Wendy Schuh, assistant director of alcohol and drug education, said a smoke-free campus would create healthier students.

“When a survey on tobacco was done at Moorhead, students listed campus as one of the top places where they were exposed to second-hand smoke,” Schuh said. “The methods we have now help with exposure, but many smokers don’t follow these policies. If the campus were smoke-free, there would be fewer violators.”

Straka agreed that health was the main reason for the policy.

“We want to make campus a healthier place for non-smokers,” Straka said. “At the same time, we will work diligently with offering stop-smoking programs for smokers.”

Another reason is the image of MSU.

“It would make for a cleaner campus because there wouldn’t be cigarette butts on the ground,” Anderson said. “Also, it’s not cost efficient for the general maintenance workers to spend a lot of time picking up cigarette butts.”

Students’ opinions on the smoking ban vary. While some think it would be a good idea, others are opposed.

“It would make for a healthier campus,” said Isaac Abegaz, a biology sophomore. “But then how would people smoke?
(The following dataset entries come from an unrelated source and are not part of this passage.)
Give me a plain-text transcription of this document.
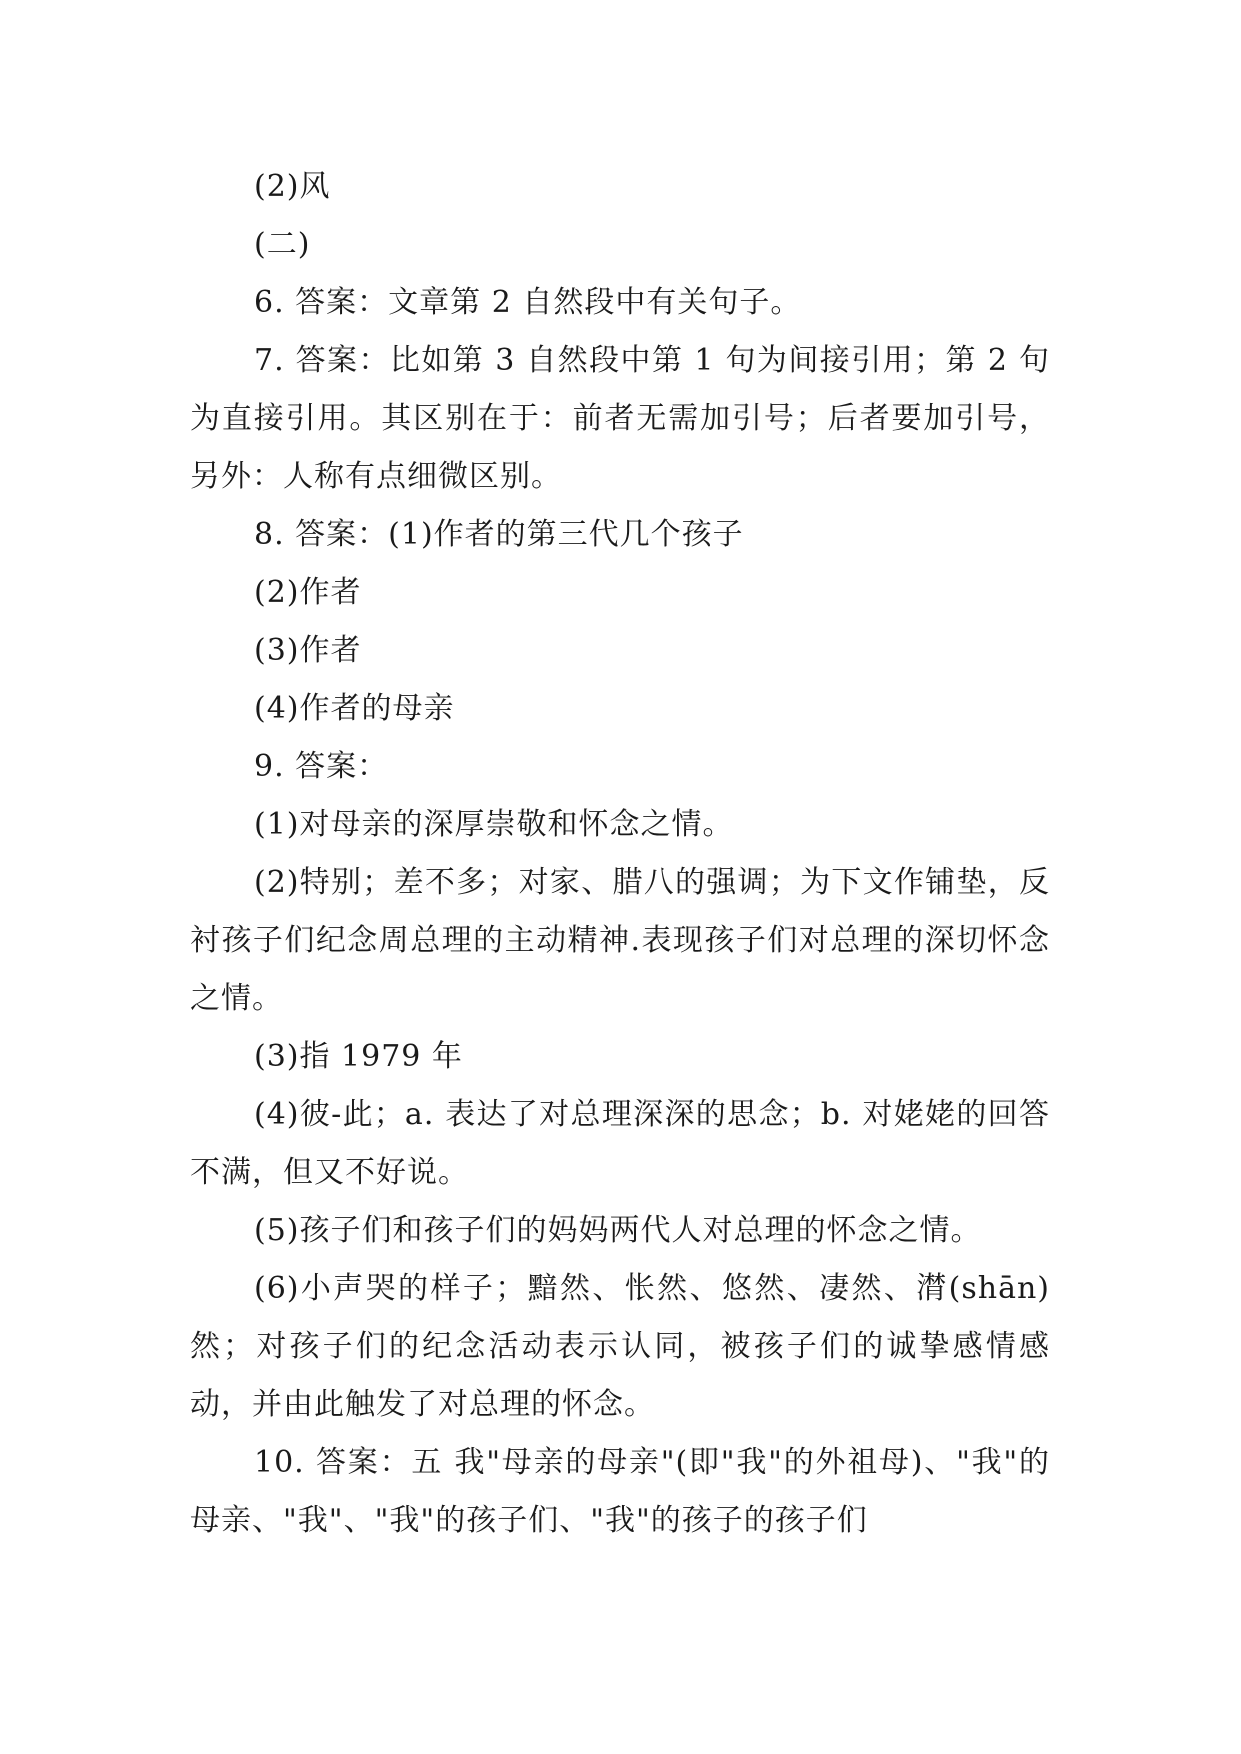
(2)风

(二)

6. 答案：文章第 2 自然段中有关句子。

7. 答案：比如第 3 自然段中第 1 句为间接引用；第 2 句为直接引用。其区别在于：前者无需加引号；后者要加引号，另外：人称有点细微区别。

8. 答案：(1)作者的第三代几个孩子

(2)作者

(3)作者

(4)作者的母亲

9. 答案：

(1)对母亲的深厚崇敬和怀念之情。

(2)特别；差不多；对家、腊八的强调；为下文作铺垫，反衬孩子们纪念周总理的主动精神.表现孩子们对总理的深切怀念之情。

(3)指 1979 年

(4)彼-此；a. 表达了对总理深深的思念；b. 对姥姥的回答不满，但又不好说。

(5)孩子们和孩子们的妈妈两代人对总理的怀念之情。

(6)小声哭的样子；黯然、怅然、悠然、凄然、潸(shān)然；对孩子们的纪念活动表示认同，被孩子们的诚挚感情感动，并由此触发了对总理的怀念。

10. 答案：五 我"母亲的母亲"(即"我"的外祖母)、"我"的母亲、"我"、"我"的孩子们、"我"的孩子的孩子们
I can see people missing class in order to smoke.”

“I’m a smoker, but I’m not forcing anyone else to smoke, and it’s not like I’m not blowing smoke in anyone’s face” said Subodh Thapa, a management information systems freshman. “There’s no use for a ban. It’s impossible to go off-campus and smoke, and I think it would make me miss class. If it is banned, there should be some sort of smoking lounge on campus.”

While the issue of students missing class arisen in senate, Anderson said that the addition of a smoking lounge would cost money and be illogical.

Davenport and his cabinet still have to debate the proposal and if the policy is passed, it more than likely would be implemented on July 1st, with a one-year phase-in for the residence halls in order to give prospective MSU students a warning.

“Only a slight majority of students are in favor of the ban,” Anderson said. “We need to think about the minority too. We need actual enforcement of our current policy. If people are respectful, it’s easy to avoid second-hand smoke.”